There are multiple possibilities for the mechanism through which 1 and 2 are formed. One is the reductive disproportionation of CO₂, a series of one-electron reductions that is well-established in electrochemical and other reactions with reduced transition-metal complexes.¹ In other systems, reductive disproportionation is thought to proceed through the intermediacy of the radical [O=C–O–C(=O)–O] ⁻, for which we have no evidence here. Another possibility is the reductive cleavage of CO₂ to give CO and CO₂⁻. While this work was in progress, Peters reported an iron(I) complex that reacts with 0.5 equiv of CO₂ to give a diiron(II) complex with an Fe(μ-CO)( μ-O)Fe core.⁷ This outcome corresponds to direct reductive cleavage of the C=O bond. Earlier low-valent iron complexes also give the overall reductive cleavage of CO₂.¹⁷ In our system, we have reported the isolation of the oxodiiron(II) complex [L^tBuFe]₂O, which would be the analogous oxo intermediate (Scheme 1).¹⁸ This hindered oxo complex binds a number of Lewis bases reversibly, so it is reasonable to assume that it could lose CO, at least transiently. Although we have no direct spectroscopic evidence that [L^tBuFe]₂O is formed during the course of the reaction of CO₂ and L^tBuFeNNFeL^tBu, treatment of isolated [L^tBuFe]₂O with CO₂ in C₆D₆ rapidly yields 2 as shown by ¹H NMR spectroscopy. Therefore, the oxo complex is kinetically competent to be an intermediate in the formation of 2. As shown above, CO reacts rapidly with L^tBuFeNNFeL^tBu to give 1 in independent experiments; further, formation of 1 can be suppressed by trapping CO with Pd/C. Therefore, Scheme 1 represents a reasonable mechanism for this interesting new CO₂ reduction reaction.

Scheme 1.

Proposed mechanism for formation of 1 and 2.

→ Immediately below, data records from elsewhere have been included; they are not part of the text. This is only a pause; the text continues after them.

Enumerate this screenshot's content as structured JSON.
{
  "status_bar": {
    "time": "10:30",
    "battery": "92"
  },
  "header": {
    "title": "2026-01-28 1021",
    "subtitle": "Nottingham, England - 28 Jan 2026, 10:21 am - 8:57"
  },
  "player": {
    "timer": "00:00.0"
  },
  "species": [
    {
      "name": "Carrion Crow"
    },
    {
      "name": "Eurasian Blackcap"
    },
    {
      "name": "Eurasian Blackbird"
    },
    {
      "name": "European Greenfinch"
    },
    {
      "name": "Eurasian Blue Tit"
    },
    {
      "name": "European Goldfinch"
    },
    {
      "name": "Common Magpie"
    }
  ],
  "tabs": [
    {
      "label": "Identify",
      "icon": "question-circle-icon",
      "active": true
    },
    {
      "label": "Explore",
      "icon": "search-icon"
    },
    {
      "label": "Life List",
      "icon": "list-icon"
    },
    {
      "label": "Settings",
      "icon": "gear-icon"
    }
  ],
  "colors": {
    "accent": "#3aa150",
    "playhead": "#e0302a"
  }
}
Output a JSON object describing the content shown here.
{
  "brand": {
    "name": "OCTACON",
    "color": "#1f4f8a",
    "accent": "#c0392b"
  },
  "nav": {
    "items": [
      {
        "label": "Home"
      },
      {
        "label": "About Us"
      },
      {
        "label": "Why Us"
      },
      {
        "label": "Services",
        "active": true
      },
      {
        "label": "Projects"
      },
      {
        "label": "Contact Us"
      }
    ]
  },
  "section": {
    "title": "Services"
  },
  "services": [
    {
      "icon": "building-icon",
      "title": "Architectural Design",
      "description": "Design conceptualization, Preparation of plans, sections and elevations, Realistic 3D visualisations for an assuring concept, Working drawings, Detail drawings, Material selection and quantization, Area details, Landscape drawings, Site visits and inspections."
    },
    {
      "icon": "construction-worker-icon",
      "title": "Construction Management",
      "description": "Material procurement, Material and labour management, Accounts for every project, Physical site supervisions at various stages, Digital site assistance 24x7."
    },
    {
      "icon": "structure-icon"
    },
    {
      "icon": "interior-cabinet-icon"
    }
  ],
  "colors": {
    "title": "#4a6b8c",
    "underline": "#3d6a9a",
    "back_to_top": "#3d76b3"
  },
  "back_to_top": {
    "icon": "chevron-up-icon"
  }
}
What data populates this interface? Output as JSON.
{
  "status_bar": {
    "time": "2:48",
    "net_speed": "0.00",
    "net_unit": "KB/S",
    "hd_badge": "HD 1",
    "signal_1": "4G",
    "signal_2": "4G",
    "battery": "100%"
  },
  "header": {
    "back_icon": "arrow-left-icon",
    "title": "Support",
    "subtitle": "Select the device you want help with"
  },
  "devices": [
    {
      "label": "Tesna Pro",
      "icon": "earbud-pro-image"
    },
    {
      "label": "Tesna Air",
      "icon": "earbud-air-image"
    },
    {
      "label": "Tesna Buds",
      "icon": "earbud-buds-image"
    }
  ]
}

In conclusion, CO₂ can be reduced cleanly to CO and carbonate at a diiron(I) site. The CO (1) and CO₃ ²⁻ (2) containing products are notable because of a structural similarity between 1 and a newly discovered hydrogenase enzyme, and an interesting dynamic process in 2. The formation of 2 may proceed through the intermediacy of an oxodiiron(II) complex.